Je l'ai dit, la décision que nous nous apprêtons à prendre concernant les électro-intensifs ne vaudra que pour cette année. Pour une parfaite sécurité juridique ultérieure, une loi sera nécessaire. Nous ne savons pas où en sont exactement les discussions entre l'Allemagne et la Commission européenne sur l'exonération du paiement de l'acheminement pour certaines entreprises – nous savons seulement où elles en sont pour ce qui concerne l'équivalent de notre CSPE (contribution au service public de l'électricité). Certains éléments laissent penser que la Commission pourrait accepter le principe d'une exonération. Si tel était le cas, je ne vois alors pas pourquoi nous ne pourrions pas, si le Gouvernement et le législateur le souhaitaient, mettre en place un dispositif équivalent en France. Mais un support législatif est indispensable. Le régulateur ne peut pas prendre seul une telle décision à long terme.
Pour ce qui est du timbre d'injection, sujet récurrent, le principal objectif est de donner un signal de localisation aux producteurs. Nous en avons beaucoup discuté lors de la définition du TURPE 4. S'agissant de la distribution, nous avons décidé d'attendre un retour d'expérience des schémas régionaux de raccordement au réseau des énergies renouvelables (S3REnR) afin d'éviter de donner des doubles signaux. Pour ce qui concerne le transport, nous estimons que le sujet doit être discuté au niveau européen, car cela pourrait avoir un effet contre-productif sur les interconnexions. Là aussi, comme sur le marché de capacité, nous estimons nécessaire une approche européenne. Nous serons certainement amenés à reparler de tous ces sujets lors de la fixation du TURPE 5.

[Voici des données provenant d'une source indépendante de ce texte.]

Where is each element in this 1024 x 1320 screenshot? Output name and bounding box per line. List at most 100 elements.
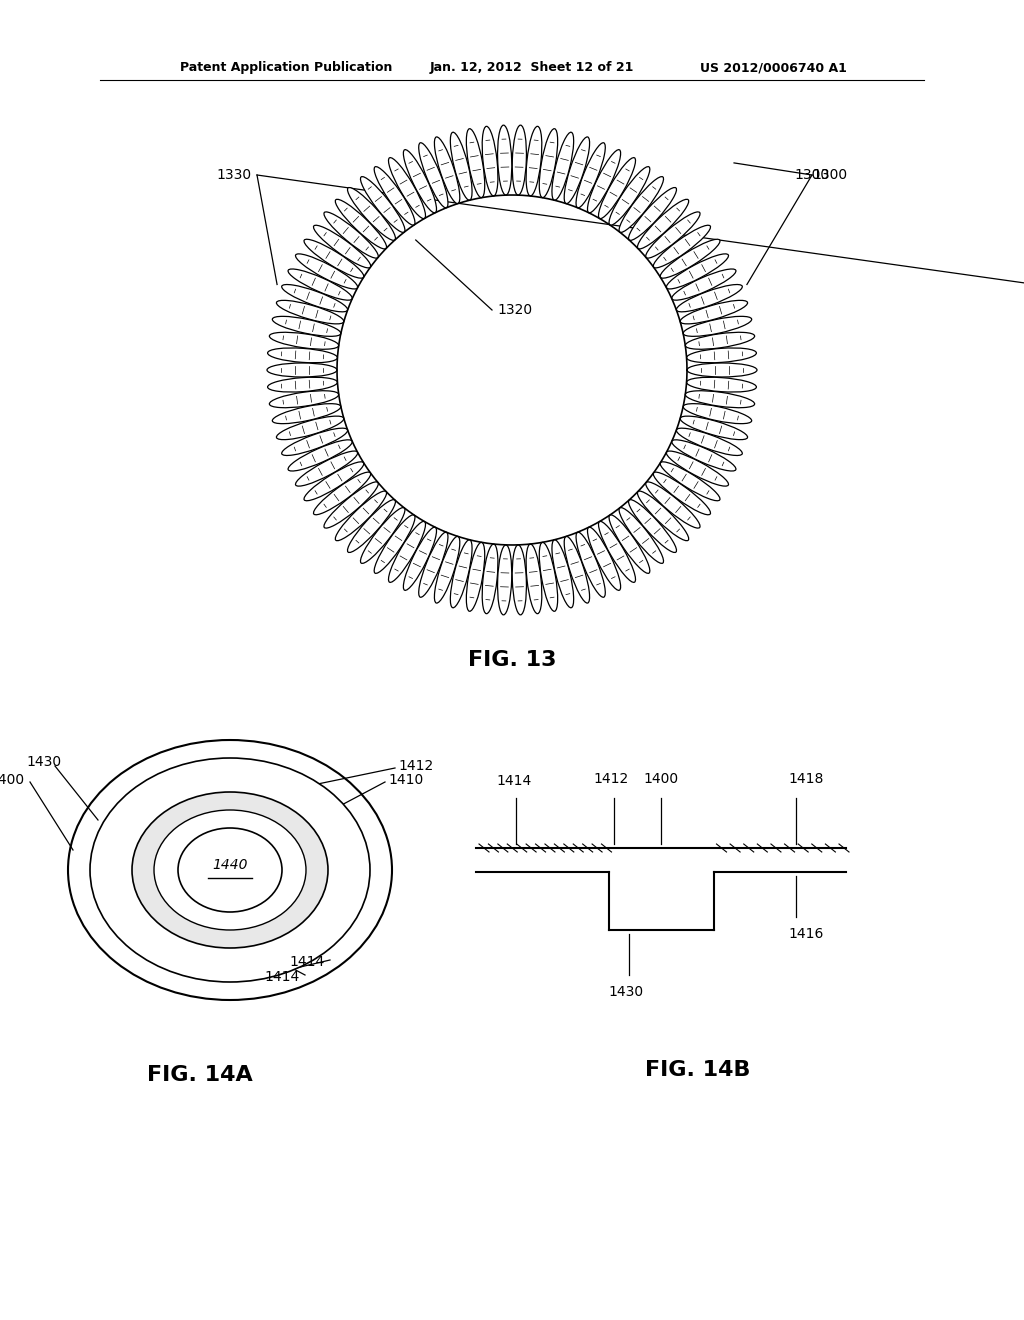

Le marché de l'électricité ne fonctionne pas, dites-vous. Comment s'en étonner ? Les gouvernements nationaux et la Commission européenne ont mis en place, d'un côté, un marché intérieur de l'énergie qui fonctionne à peu près, et, d'un autre côté, une politique climatique, sans jamais s'interroger sur la coordination des deux. Lorsque la direction Climat de la Commission a présenté ses orientations aux autorités de régulation, elle a jugé ennuyeux de les engager alors que le marché ne fonctionnait pas encore très bien. Les deux directions, Climat et Énergie, de la Commission ont avancé parallèlement, chacune de son côté promouvant un système qui n'était pas véritablement coordonné avec l'autre : d'un côté, on mettait en place un marché, d'un autre côté, on incitait au développement des énergies renouvelables par le biais de subventions. Or, sans coordination, un système de marché et un système subventionné ne peuvent pas cohabiter sans aboutir à des dysfonctionnements. Et ce qui devait arriver est arrivé : le marché s'est bloqué et de mauvais signaux ont été adressés. Je ne porte pas de jugement de valeur, je ne dis pas que l'un est mieux que l'autre. Je déplore simplement un manque de coordination. Du fait de cette incohérence, plusieurs centrales à gaz ont, par exemple, été fermées parce qu'elles n'étaient plus rentables. À qui la faute ? Sans doute à un manque de vision globale de la part de la Commission européenne et des gouvernements nationaux qui n'ont pas perçu qu'en promouvant les deux ensemble, cela poserait un problème.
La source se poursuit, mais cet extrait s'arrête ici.